Devin Mauney of the Desert Southwest Conference (Phoenix area) said that the Central Conferences' gaining at the U.S.'s loss misdirects the theme of this conference: "This is not the spirit of abundance but the spirit of scarcity," he said. But Carolyn Briscoe of South Carolina said that with the budget constraints, the issue is, "Will the episcopal fund share the pain that other funds share?"


Briscoe was the author of the petition for the Task Force to Study the Episcopacy. The formula: Each jurisdiction having 300,000 or fewer church members shall be entitled to five bishops, and each with more members would get one more bishop for each additional 300,000 "or major fraction thereof." The Western Jurisdiction was cited in the report as having 397,392 members.


Pacific Islanders Win Ministry Study 24 Hours Later

Eddie Kelemeni, a former district superintendent in the Rocky Mountain Conference, who has taught Lay Speaking classes for Tongans in California-Nevada, petitioned this General Conference on behalf of the Pacific Islander National Caucus of the UMC for a new study for their ministries.


Unfortunately for them Monday night, they were the last petition heard for new ministry studies after several others had passed. All new funding items were to have been included in the $642 million figure the General Council on Finance and Administration has set for 2009-2012. The Pacific Islanders, projecting a need for $300,000 for their study, were outside of that budget for allegedly not bringing it to GCFA attention soon enough. They lost their study request by a vote margin of 53 to 47 percent.


Off the floor shortly afterward, several delegates said they could perceive hurt on the part of Pacific Islanders at the rejection. A Western Jurisdiction delegate said she could not sleep that night but could only pray for forgiveness.
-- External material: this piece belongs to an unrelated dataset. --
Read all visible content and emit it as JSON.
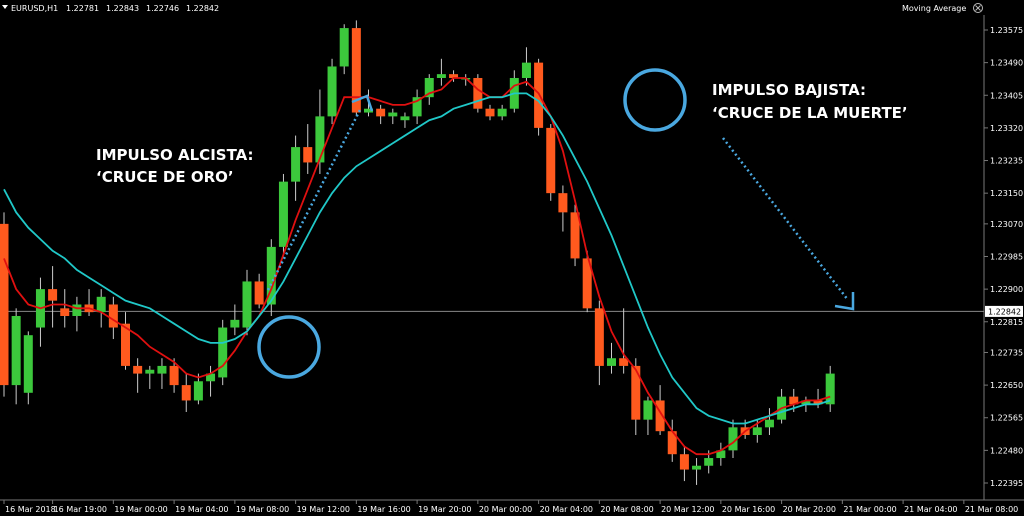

Tuesday night, Charles Boayue, clergy delegate from Detroit, asked for reconsideration by the plenary session, and got it. Grant Hagiya, a district superintendent in Los Angeles, told the plenary session that the first generation of Pacific Islanders are from a Wesleyan tradition and have their culture largely settled around church. They are finding that their children are moving away from church. "There is tension in families over that." The study is to explore how to reverse the trend, he said.
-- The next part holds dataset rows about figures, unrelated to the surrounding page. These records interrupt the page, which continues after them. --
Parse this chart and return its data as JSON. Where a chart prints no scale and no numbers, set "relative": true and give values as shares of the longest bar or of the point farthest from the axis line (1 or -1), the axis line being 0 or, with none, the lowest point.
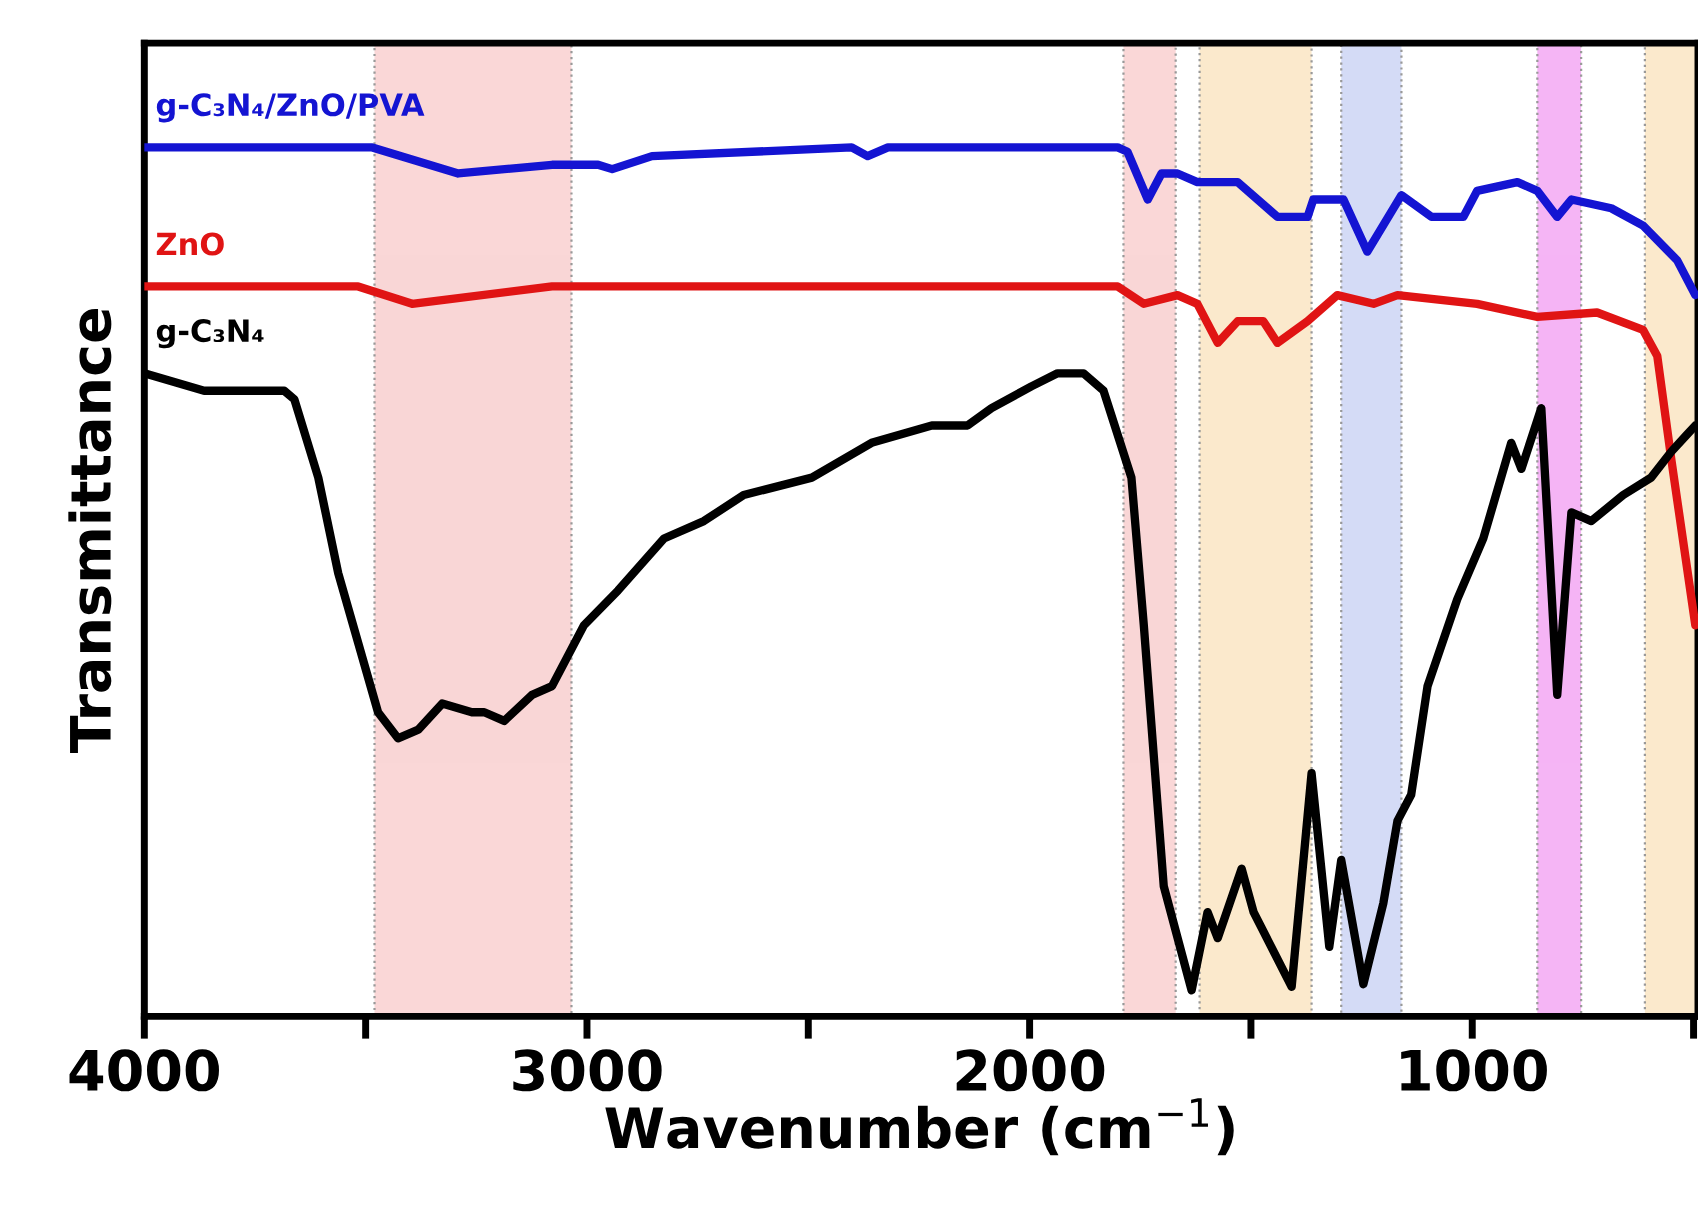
{
  "chart_data": {
    "type": "line",
    "xlabel": "Wavenumber (cm$^{−1}$)",
    "ylabel": "Transmittance",
    "relative": true,
    "tick_labels": "x",
    "grid": false,
    "legend": false,
    "marker": "none",
    "line_style": "solid",
    "xlim": [
      4000,
      490
    ],
    "xticks": [
      4000,
      {
        "value": 3500,
        "label": null
      },
      3000,
      {
        "value": 2500,
        "label": null
      },
      2000,
      {
        "value": 1500,
        "label": null
      },
      1000,
      {
        "value": 500,
        "label": null
      }
    ],
    "bands": [
      {
        "axis": "x",
        "from": 3480,
        "to": 3035,
        "color": "#f9d0d0"
      },
      {
        "axis": "x",
        "from": 1788,
        "to": 1670,
        "color": "#f9d0d0"
      },
      {
        "axis": "x",
        "from": 1616,
        "to": 1363,
        "color": "#fbe6c4"
      },
      {
        "axis": "x",
        "from": 1296,
        "to": 1160,
        "color": "#cdd5f5"
      },
      {
        "axis": "x",
        "from": 853,
        "to": 754,
        "color": "#f4a8f4"
      },
      {
        "axis": "x",
        "from": 610,
        "to": 490,
        "color": "#fbe6c4"
      }
    ],
    "series": [
      {
        "name": "g-C₃N₄/ZnO/PVA",
        "color": "#1414d2",
        "x": [
          4000,
          3485,
          3291,
          3079,
          2975,
          2943,
          2853,
          2402,
          2366,
          2320,
          1801,
          1779,
          1733,
          1702,
          1666,
          1621,
          1530,
          1440,
          1372,
          1359,
          1291,
          1237,
          1160,
          1092,
          1020,
          989,
          898,
          853,
          808,
          776,
          686,
          614,
          537,
          496
        ],
        "values": [
          1.0,
          1.0,
          0.97,
          0.98,
          0.98,
          0.975,
          0.99,
          1.0,
          0.99,
          1.0,
          1.0,
          0.995,
          0.94,
          0.97,
          0.97,
          0.96,
          0.96,
          0.92,
          0.92,
          0.94,
          0.94,
          0.88,
          0.945,
          0.92,
          0.92,
          0.95,
          0.96,
          0.95,
          0.92,
          0.94,
          0.93,
          0.91,
          0.87,
          0.83
        ]
      },
      {
        "name": "ZnO",
        "color": "#e01414",
        "x": [
          4000,
          3517,
          3395,
          3079,
          1801,
          1742,
          1666,
          1621,
          1575,
          1530,
          1472,
          1440,
          1372,
          1305,
          1223,
          1169,
          989,
          853,
          718,
          614,
          582,
          550,
          496
        ],
        "values": [
          0.84,
          0.84,
          0.82,
          0.84,
          0.84,
          0.82,
          0.83,
          0.82,
          0.775,
          0.8,
          0.8,
          0.775,
          0.8,
          0.83,
          0.82,
          0.83,
          0.82,
          0.805,
          0.81,
          0.79,
          0.76,
          0.64,
          0.45
        ]
      },
      {
        "name": "g-C₃N₄",
        "color": "#000000",
        "x": [
          4000,
          3865,
          3756,
          3684,
          3661,
          3607,
          3562,
          3472,
          3427,
          3381,
          3327,
          3260,
          3232,
          3187,
          3124,
          3079,
          3007,
          2930,
          2826,
          2736,
          2646,
          2492,
          2357,
          2221,
          2140,
          2086,
          1996,
          1937,
          1878,
          1833,
          1770,
          1742,
          1697,
          1634,
          1598,
          1575,
          1521,
          1494,
          1454,
          1408,
          1363,
          1323,
          1296,
          1246,
          1201,
          1169,
          1138,
          1101,
          1034,
          975,
          912,
          889,
          844,
          808,
          776,
          731,
          659,
          596,
          550,
          514,
          496
        ],
        "values": [
          0.74,
          0.72,
          0.72,
          0.72,
          0.71,
          0.62,
          0.51,
          0.35,
          0.32,
          0.33,
          0.36,
          0.35,
          0.35,
          0.34,
          0.37,
          0.38,
          0.45,
          0.49,
          0.55,
          0.57,
          0.6,
          0.62,
          0.66,
          0.68,
          0.68,
          0.7,
          0.725,
          0.74,
          0.74,
          0.72,
          0.62,
          0.45,
          0.15,
          0.03,
          0.12,
          0.09,
          0.17,
          0.12,
          0.08,
          0.034,
          0.28,
          0.08,
          0.18,
          0.037,
          0.13,
          0.225,
          0.255,
          0.38,
          0.48,
          0.55,
          0.66,
          0.63,
          0.7,
          0.37,
          0.58,
          0.57,
          0.6,
          0.62,
          0.65,
          0.67,
          0.68
        ]
      }
    ]
  }
}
A new motion was to refer the study to the secretaries of the General Agencies. Kelvin Sauls, a clergy reserve delegate with the California-Nevada Annual Conference, had persuaded them to accept the job of working with the Pacific Islanders to find the money within their existing budgets – which the Rev. Karen Greenwaldt of the Board of Discipleship confirmed on the plenary floor. The motion passed 95 to 5 percent.


Despite that turnaround, several people came to the arena microphones at various times to say that the UMC's number of studies is getting out of hand. Some noted how many $10 bed nets to fight malaria could be purchased with all the study money. Young delegates vowed to find ways, if they are delegates again, to get ministry started immediately rather than have it go first to "studies."


Church and Society Dodges a Bullet

General Conference tabled, 82 to 18 percent, a petition to have the General Board of Church and Society reviewed by the General Council on Finance and Administration for alleged misuse of funds. A petition by Bill Howie of North Carolina contended that GBCS has for 40 years spent an endowment given by the former Board of Temperance for sundry uses other than temperance.


Bishop James E. Swanson of the Holston (East Tennessee) Conference said GBCS itself brought the issue to court in the District of Columbia to settle the matter, and the trial is scheduled for May 16. GBCS secretary Jim Winkler – who will honor Bishop Shamana on her retirement at the California-Nevada Annual Conference in June – told the Western Jurisdiction meeting Tuesday morning that passage of the petition could have resulted in "a series of actions more sweeping than the court's." He said GBCS's legal discovery showed that the Institute for Religion and Democracy was behind the action.